LCD TV buying guide
- — 26 February, 2009 15:50
- How does LCD Work?
- Does size matter?
- Is the native resolution really High Definition?
- What differentiates one LCD TV from another?
- What do you need to connect?
- Watching TV
Does size matter?
It seems like a basic question but the size of the LCD TV that you decide to buy is very important. The first impulse for many people is to get the biggest TV they can find within their budget. However, you really need to think about the environment you are going to use it in. A massive unit is entirely inappropriate for a small lounge room because not only will it take up a lot of room but chances are the viewer will be sitting too close, making even the slightest image flaw overt. Consider getting a smaller unit for the same price as the larger one. The extra cost will, in most cases, equate to a better quality image.

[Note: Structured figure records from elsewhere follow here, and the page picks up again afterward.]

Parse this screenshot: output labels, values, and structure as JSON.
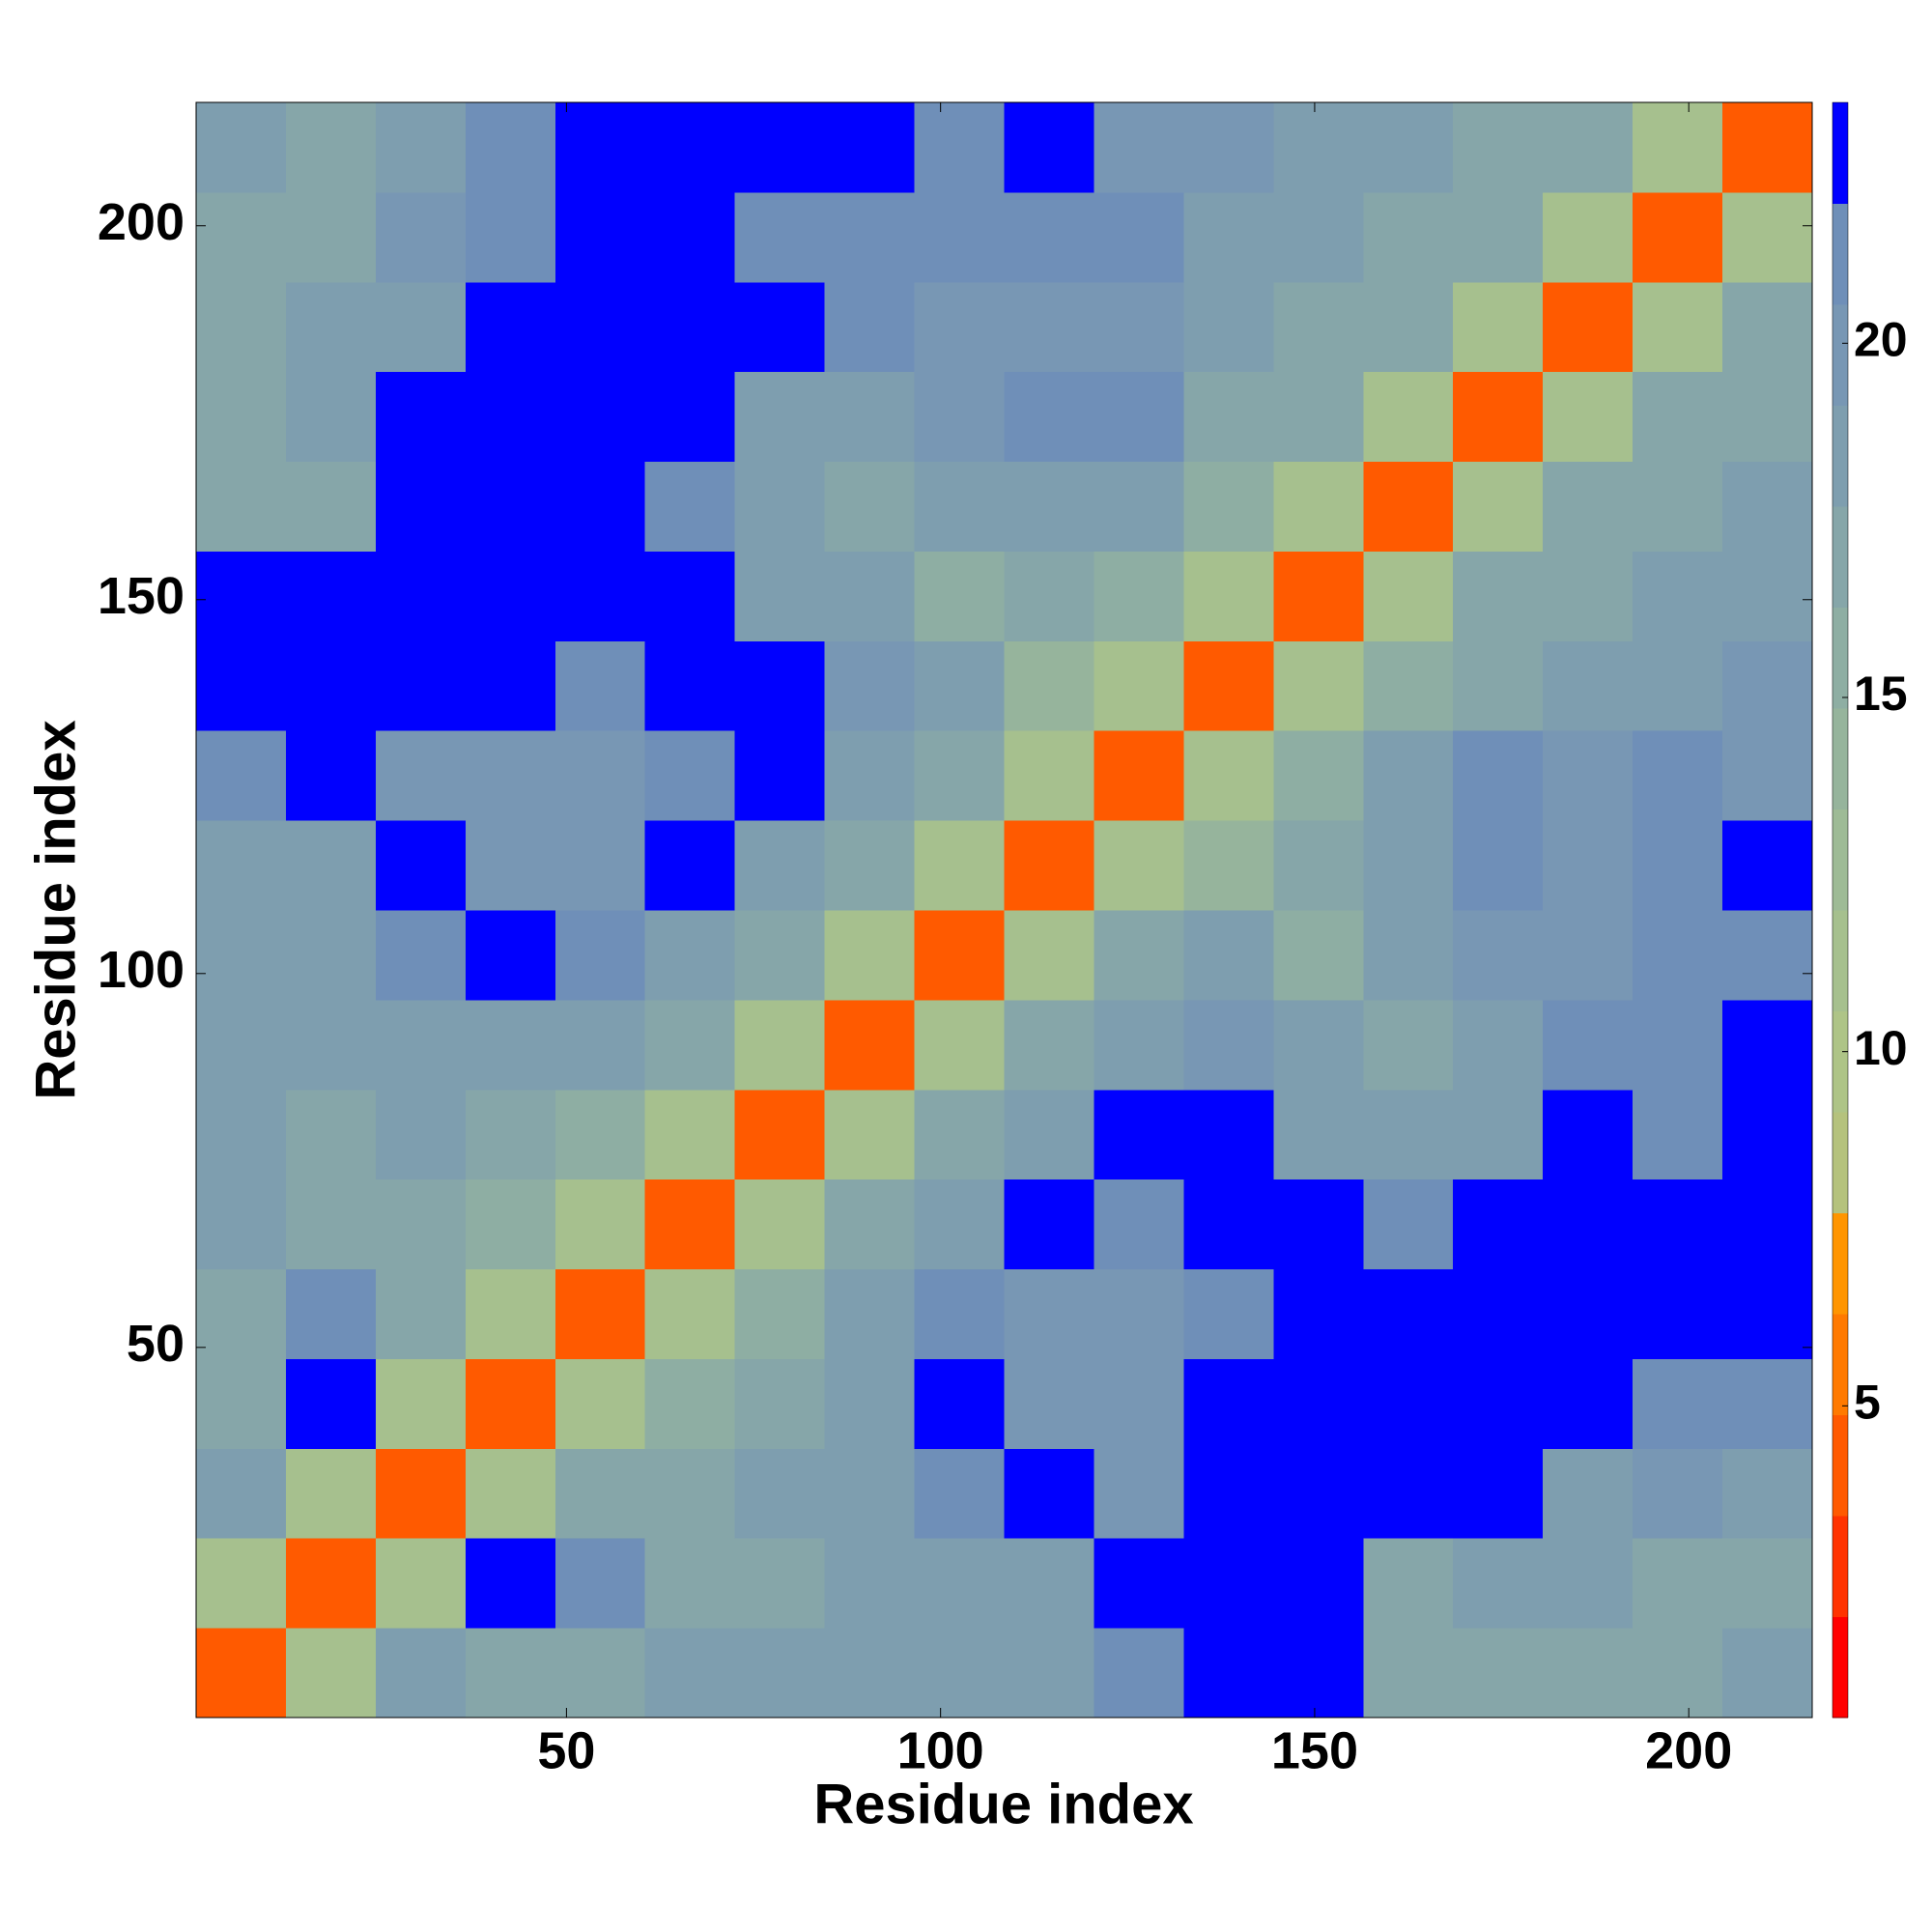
{
  "chart_data": {
    "type": "heatmap",
    "x_label": "Residue index",
    "y_label": "Residue index",
    "xlim": [
      0.5,
      216.5
    ],
    "ylim": [
      0.5,
      216.5
    ],
    "xticks": [
      50,
      100,
      150,
      200
    ],
    "yticks": [
      50,
      100,
      150,
      200
    ],
    "xbins": [
      0.5,
      12.5,
      24.5,
      36.5,
      48.5,
      60.5,
      72.5,
      84.5,
      96.5,
      108.5,
      120.5,
      132.5,
      144.5,
      156.5,
      168.5,
      180.5,
      192.5,
      204.5,
      216.5
    ],
    "ybins": [
      0.5,
      12.5,
      24.5,
      36.5,
      48.5,
      60.5,
      72.5,
      84.5,
      96.5,
      108.5,
      120.5,
      132.5,
      144.5,
      156.5,
      168.5,
      180.5,
      192.5,
      204.5,
      216.5
    ],
    "values": [
      [
        4,
        11,
        18,
        17,
        17,
        18,
        18,
        18,
        19,
        19,
        21,
        23,
        23,
        17,
        17,
        17,
        17,
        18
      ],
      [
        11,
        4,
        11,
        22,
        21,
        17,
        17,
        18,
        19,
        19,
        22,
        23,
        23,
        17,
        18,
        19,
        17,
        17
      ],
      [
        18,
        11,
        4,
        11,
        17,
        17,
        18,
        19,
        21,
        22,
        20,
        23,
        23,
        23,
        23,
        19,
        20,
        19
      ],
      [
        17,
        22,
        11,
        4,
        11,
        16,
        17,
        18,
        22,
        20,
        20,
        23,
        23,
        23,
        23,
        23,
        21,
        21
      ],
      [
        17,
        21,
        17,
        11,
        4,
        11,
        16,
        18,
        21,
        20,
        20,
        21,
        23,
        22,
        23,
        23,
        23,
        22
      ],
      [
        18,
        17,
        17,
        16,
        11,
        4,
        11,
        17,
        18,
        22,
        21,
        23,
        23,
        21,
        22,
        23,
        23,
        23
      ],
      [
        18,
        17,
        18,
        17,
        16,
        11,
        4,
        11,
        17,
        19,
        22,
        22,
        18,
        18,
        19,
        22,
        21,
        22
      ],
      [
        18,
        18,
        19,
        18,
        18,
        17,
        11,
        4,
        11,
        17,
        19,
        20,
        18,
        17,
        19,
        21,
        21,
        22
      ],
      [
        19,
        19,
        21,
        22,
        21,
        18,
        17,
        11,
        4,
        11,
        17,
        18,
        16,
        18,
        20,
        20,
        21,
        21
      ],
      [
        19,
        19,
        22,
        20,
        20,
        22,
        19,
        17,
        11,
        4,
        11,
        14,
        17,
        19,
        21,
        20,
        21,
        22
      ],
      [
        21,
        22,
        20,
        20,
        20,
        21,
        22,
        19,
        17,
        11,
        4,
        11,
        16,
        19,
        21,
        20,
        21,
        20
      ],
      [
        23,
        23,
        23,
        23,
        21,
        23,
        22,
        20,
        18,
        14,
        11,
        4,
        11,
        16,
        17,
        18,
        19,
        20
      ],
      [
        23,
        23,
        23,
        23,
        23,
        23,
        18,
        18,
        16,
        17,
        16,
        11,
        4,
        11,
        17,
        17,
        18,
        19
      ],
      [
        17,
        17,
        23,
        23,
        22,
        21,
        18,
        17,
        18,
        19,
        19,
        16,
        11,
        4,
        11,
        17,
        17,
        18
      ],
      [
        17,
        18,
        23,
        23,
        23,
        22,
        19,
        19,
        20,
        21,
        21,
        17,
        17,
        11,
        4,
        11,
        17,
        17
      ],
      [
        17,
        19,
        19,
        23,
        23,
        23,
        22,
        21,
        20,
        20,
        20,
        18,
        17,
        17,
        11,
        4,
        11,
        17
      ],
      [
        17,
        17,
        20,
        21,
        23,
        23,
        21,
        21,
        21,
        21,
        21,
        19,
        18,
        17,
        17,
        11,
        4,
        11
      ],
      [
        18,
        17,
        19,
        21,
        22,
        23,
        22,
        22,
        21,
        22,
        20,
        20,
        19,
        18,
        17,
        17,
        11,
        4
      ]
    ],
    "colorbar": {
      "zlim": [
        0.6,
        23.4
      ],
      "zticks": [
        5,
        10,
        15,
        20
      ],
      "colors": [
        "#ff0000",
        "#ff3300",
        "#ff5a00",
        "#ff7a00",
        "#ff9500",
        "#b5c27d",
        "#aec487",
        "#a6c08e",
        "#9ebb96",
        "#96b49c",
        "#8eaea3",
        "#86a6a9",
        "#7e9eaf",
        "#7897b4",
        "#6f8fb8",
        "#0000ff"
      ]
    }
  }
}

Currently, LCD TVs range in size from 19in (48cm) through to 70in (178cm) measured diagonally across the panel. However, it seems the majority of units sold tend to be at the 42in (107cm) mark. For an average-sized lounge room, you will want to get a set around the 32in to 42in size. Prices really start to rise above the 46in mark, with 52in models such as Samsung's Series 8 (LA52A850) at least a thousand dollars more expensive than the next cheapest model (at press time).
Is the native resolution really High Definition?

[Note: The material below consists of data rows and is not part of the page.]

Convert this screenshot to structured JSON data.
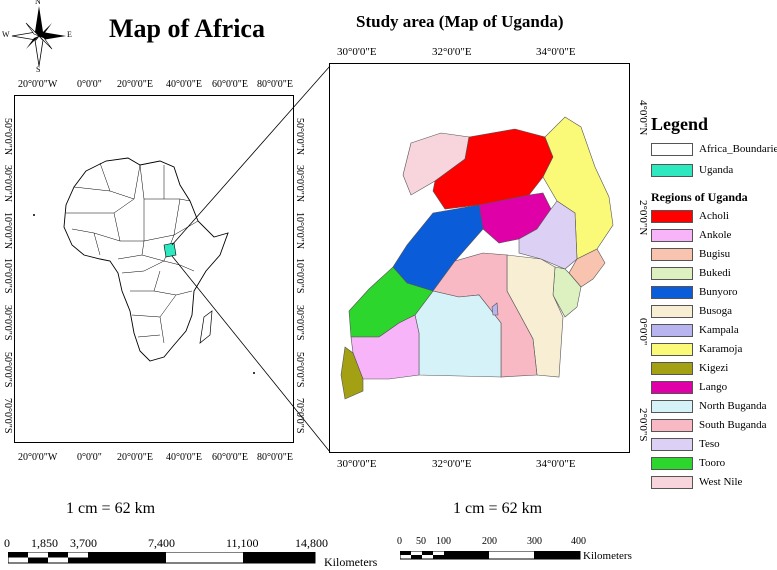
{
  "compass": {
    "n": "N",
    "s": "S",
    "e": "E",
    "w": "W"
  },
  "africa_title": "Map of Africa",
  "uganda_title": "Study area (Map of Uganda)",
  "africa_axes": {
    "x_ticks_top": [
      "20°0'0\"W",
      "0°0'0\"",
      "20°0'0\"E",
      "40°0'0\"E",
      "60°0'0\"E",
      "80°0'0\"E"
    ],
    "x_ticks_bottom": [
      "20°0'0\"W",
      "0°0'0\"",
      "20°0'0\"E",
      "40°0'0\"E",
      "60°0'0\"E",
      "80°0'0\"E"
    ],
    "y_ticks_left": [
      "50°0'0\"N",
      "30°0'0\"N",
      "10°0'0\"N",
      "10°0'0\"S",
      "30°0'0\"S",
      "50°0'0\"S",
      "70°0'0\"S"
    ],
    "y_ticks_right": [
      "50°0'0\"N",
      "30°0'0\"N",
      "10°0'0\"N",
      "10°0'0\"S",
      "30°0'0\"S",
      "50°0'0\"S",
      "70°0'0\"S"
    ]
  },
  "uganda_axes": {
    "x_ticks_top": [
      "30°0'0\"E",
      "32°0'0\"E",
      "34°0'0\"E"
    ],
    "x_ticks_bottom": [
      "30°0'0\"E",
      "32°0'0\"E",
      "34°0'0\"E"
    ],
    "y_ticks_right": [
      "4°0'0\"N",
      "2°0'0\"N",
      "0°0'0\"",
      "2°0'0\"S"
    ]
  },
  "legend": {
    "title": "Legend",
    "base_items": [
      {
        "label": "Africa_Boundaries",
        "color": "#ffffff"
      },
      {
        "label": "Uganda",
        "color": "#2ee8c0"
      }
    ],
    "regions_title": "Regions of Uganda",
    "regions": [
      {
        "label": "Acholi",
        "color": "#ff0000"
      },
      {
        "label": "Ankole",
        "color": "#f8b4f8"
      },
      {
        "label": "Bugisu",
        "color": "#f8c4b0"
      },
      {
        "label": "Bukedi",
        "color": "#dcf0c0"
      },
      {
        "label": "Bunyoro",
        "color": "#0a5cd8"
      },
      {
        "label": "Busoga",
        "color": "#f8eed4"
      },
      {
        "label": "Kampala",
        "color": "#b8b4f0"
      },
      {
        "label": "Karamoja",
        "color": "#fafa78"
      },
      {
        "label": "Kigezi",
        "color": "#a4a014"
      },
      {
        "label": "Lango",
        "color": "#e000a8"
      },
      {
        "label": "North Buganda",
        "color": "#d4f2f8"
      },
      {
        "label": "South Buganda",
        "color": "#f8b8c4"
      },
      {
        "label": "Teso",
        "color": "#dcd0f4"
      },
      {
        "label": "Tooro",
        "color": "#2cd62c"
      },
      {
        "label": "West Nile",
        "color": "#f8d4dc"
      }
    ]
  },
  "africa_scale": {
    "ratio": "1 cm = 62 km",
    "labels": [
      "0",
      "1,850",
      "3,700",
      "7,400",
      "11,100",
      "14,800"
    ],
    "unit": "Kilometers"
  },
  "uganda_scale": {
    "ratio": "1 cm = 62 km",
    "labels": [
      "0",
      "50",
      "100",
      "200",
      "300",
      "400"
    ],
    "unit": "Kilometers"
  }
}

There has always been confusion around defining High Definition, with terms like "HD capable", "HD ready", "True HD" and "Full HD" bandied around carelessly. If you don't know exactly what you want, you may be walking away with an inferior model.

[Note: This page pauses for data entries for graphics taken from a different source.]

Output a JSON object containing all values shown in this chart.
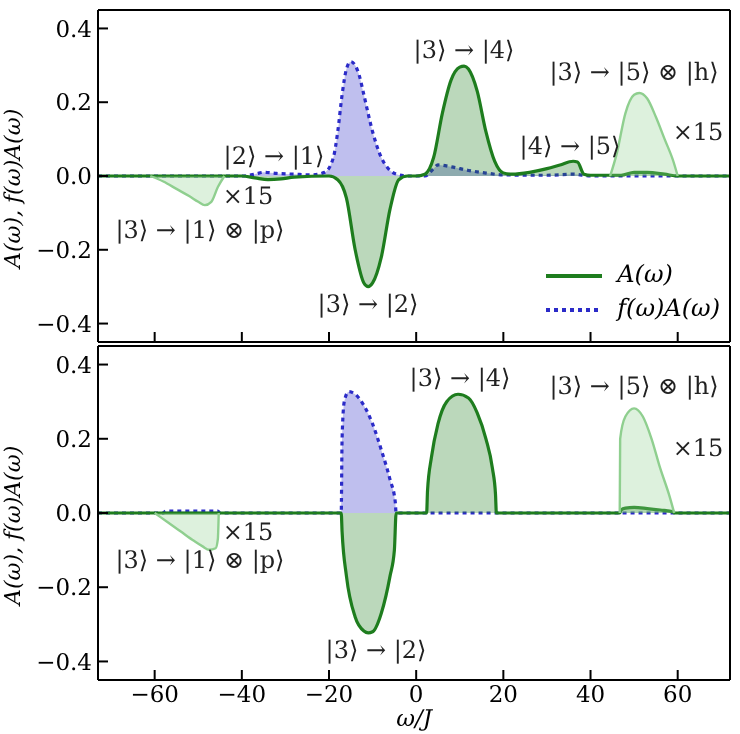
{
  "chart_data": [
    {
      "type": "area",
      "ylabel": "A(ω), f(ω)A(ω)",
      "xlim": [
        -73,
        72
      ],
      "xticks": [
        -60,
        -40,
        -20,
        0,
        20,
        40,
        60
      ],
      "ylim": [
        -0.45,
        0.45
      ],
      "yticks": [
        -0.4,
        -0.2,
        {
          "value": 0,
          "label": "0.0"
        },
        0.2,
        0.4
      ],
      "tick_labels": "y",
      "legend": "bottom right",
      "grid": false,
      "series": [
        {
          "name": "f(ω)A(ω)",
          "color": "#2b2bc8",
          "line_style": "dotted",
          "x": [
            -73,
            -40,
            -37,
            -35,
            -32,
            -28,
            -24,
            -21,
            -19,
            -18,
            -17,
            -16,
            -15,
            -14,
            -13,
            -12,
            -10,
            -8,
            -6,
            -4,
            -2,
            2,
            4,
            5,
            8,
            12,
            16,
            20,
            30,
            36,
            40,
            72
          ],
          "values": [
            0,
            0,
            0.005,
            0.01,
            0.007,
            0.005,
            0.003,
            0.01,
            0.05,
            0.12,
            0.22,
            0.29,
            0.31,
            0.3,
            0.27,
            0.22,
            0.12,
            0.05,
            0.015,
            0.003,
            0,
            0,
            0.02,
            0.03,
            0.025,
            0.015,
            0.008,
            0.003,
            0.002,
            0.005,
            0,
            0
          ]
        },
        {
          "name": "A(ω)",
          "color": "#1e7d1e",
          "line_style": "solid",
          "x": [
            -73,
            -40,
            -37,
            -34,
            -31,
            -28,
            -20,
            -18,
            -16,
            -14,
            -12,
            -11,
            -10,
            -8,
            -6,
            -4,
            -2,
            0,
            2,
            4,
            6,
            8,
            10,
            11,
            12,
            14,
            16,
            18,
            20,
            22,
            26,
            30,
            33,
            36,
            37,
            38.5,
            40,
            47,
            50,
            53,
            57,
            60,
            72
          ],
          "values": [
            0,
            0,
            -0.005,
            -0.01,
            -0.008,
            -0.003,
            0,
            -0.01,
            -0.06,
            -0.2,
            -0.29,
            -0.3,
            -0.29,
            -0.22,
            -0.09,
            -0.01,
            0,
            0,
            0.005,
            0.05,
            0.17,
            0.26,
            0.295,
            0.298,
            0.29,
            0.23,
            0.12,
            0.04,
            0.008,
            0.005,
            0.01,
            0.02,
            0.03,
            0.04,
            0.038,
            0.005,
            0.002,
            0.002,
            0.01,
            0.01,
            0.005,
            0,
            0
          ]
        },
        {
          "color": "#8fcf8f",
          "line_style": "solid",
          "x": [
            -61,
            -58,
            -55,
            -52,
            -50,
            -48.5,
            -47,
            -45.5,
            -44
          ],
          "values": [
            0,
            -0.015,
            -0.035,
            -0.055,
            -0.07,
            -0.079,
            -0.07,
            -0.03,
            0
          ]
        },
        {
          "color": "#8fcf8f",
          "line_style": "solid",
          "x": [
            44.5,
            46,
            48,
            50,
            51.2,
            53,
            55,
            57,
            59,
            60
          ],
          "values": [
            0,
            0.06,
            0.17,
            0.22,
            0.225,
            0.21,
            0.16,
            0.1,
            0.04,
            0
          ]
        }
      ],
      "annotations": [
        "|3⟩ → |4⟩",
        "|3⟩ → |5⟩ ⊗ |h⟩",
        "×15",
        "|4⟩ → |5⟩",
        "|2⟩ → |1⟩",
        "×15",
        "|3⟩ → |1⟩ ⊗ |p⟩",
        "|3⟩ → |2⟩"
      ]
    },
    {
      "type": "area",
      "xlabel": "ω/J",
      "ylabel": "A(ω), f(ω)A(ω)",
      "xlim": [
        -73,
        72
      ],
      "xticks": [
        -60,
        -40,
        -20,
        0,
        20,
        40,
        60
      ],
      "ylim": [
        -0.45,
        0.45
      ],
      "yticks": [
        -0.4,
        -0.2,
        {
          "value": 0,
          "label": "0.0"
        },
        0.2,
        0.4
      ],
      "grid": false,
      "series": [
        {
          "color": "#2b2bc8",
          "line_style": "dotted",
          "x": [
            -73,
            -58,
            -57.5,
            -45.5,
            -45,
            -17.2,
            -17,
            -16.5,
            -15.5,
            -14,
            -12,
            -10,
            -8,
            -6,
            -4.8,
            -4.6,
            72
          ],
          "values": [
            0,
            0,
            0.005,
            0.005,
            0,
            0,
            0.2,
            0.3,
            0.327,
            0.32,
            0.29,
            0.24,
            0.17,
            0.09,
            0.03,
            0,
            0
          ]
        },
        {
          "color": "#1e7d1e",
          "line_style": "solid",
          "x": [
            -73,
            -17.2,
            -17,
            -16,
            -14,
            -12,
            -11,
            -10,
            -8,
            -6,
            -5,
            -4.6,
            2.4,
            2.6,
            3.5,
            5,
            7,
            9.6,
            12,
            14,
            16,
            17.5,
            18.2,
            18.4,
            46.7,
            47,
            48,
            50,
            53,
            56,
            59,
            59.2,
            72
          ],
          "values": [
            0,
            0,
            -0.05,
            -0.17,
            -0.28,
            -0.318,
            -0.323,
            -0.32,
            -0.27,
            -0.17,
            -0.1,
            0,
            0,
            0.06,
            0.15,
            0.24,
            0.3,
            0.32,
            0.31,
            0.27,
            0.2,
            0.12,
            0.05,
            0,
            0,
            0.008,
            0.013,
            0.015,
            0.012,
            0.008,
            0.003,
            0,
            0
          ]
        },
        {
          "color": "#8fcf8f",
          "line_style": "solid",
          "x": [
            -60,
            -57,
            -54,
            -51,
            -49,
            -47.5,
            -46,
            -45.5,
            -45.3
          ],
          "values": [
            0,
            -0.025,
            -0.05,
            -0.075,
            -0.09,
            -0.099,
            -0.095,
            -0.07,
            0
          ]
        },
        {
          "color": "#8fcf8f",
          "line_style": "solid",
          "x": [
            46.7,
            46.8,
            48,
            50,
            52,
            54,
            56,
            58,
            59.2
          ],
          "values": [
            0,
            0.2,
            0.26,
            0.282,
            0.26,
            0.2,
            0.12,
            0.05,
            0
          ]
        }
      ],
      "annotations": [
        "|3⟩ → |4⟩",
        "|3⟩ → |5⟩ ⊗ |h⟩",
        "×15",
        "×15",
        "|3⟩ → |1⟩ ⊗ |p⟩",
        "|3⟩ → |2⟩"
      ]
    }
  ]
}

Ask the salesperson what the native resolution of the unit is. The native resolution is the number of pixels on the panel rather than the maximum resolution that the television can accept. This is measured as Width x Height. The native resolution of Blu-ray movies is 1920x1080 pixels — this is the 1080p "Full HD" resolution offered by top-level televisions. If you want to view these movies without any scaling or softening taking place, you will require a television that has this native resolution. You may find it marketed as "1080p", "Full HD" or any other of a range of names depending on the store you are visiting. At the moment, everything from video cameras to games consoles is moving to support the 1080p standard. This means that if you want to have the best quality images on-screen, one of these models is an easy choice.
The next step down in High Definition television sets is 1366x768 — many mid-level LCD televisions use this resolution. This is similar to the 720p High Definition standard and a similar quality image will be displayed.
The lowest High Definition resolution is 1280x720 pixels, commonly known as 720p. Plenty of entry- and mid-level televisions use 720p panels and all Blu-ray players can easily be configured to output video in 720p resolution. This makes a 720p television a good choice if you do not want to buy an expensive 1080p screen.
TVs under the 720 vertical pixel mark are either ‘standard’ or ‘enhanced’ definition and will only be good for watching DVDs or Standard Definition free-to-air television. The confusion lies in the claims made by some manufacturers that these units are HD Capable. However, instead of showing HD content at its original quality the signal is reduced in quality through a scaling (compression) process. As this image is compressed to a lower resolution, many other image problems can be introduced, such as jaggedness and distortion.
Standard Definition televisions are much cheaper than their High Definition counterparts. If you have no interest in watching HD content or Blu-Ray movies and don’t plan to buy a new gaming console, then a Standard Definition TV may be a better choice.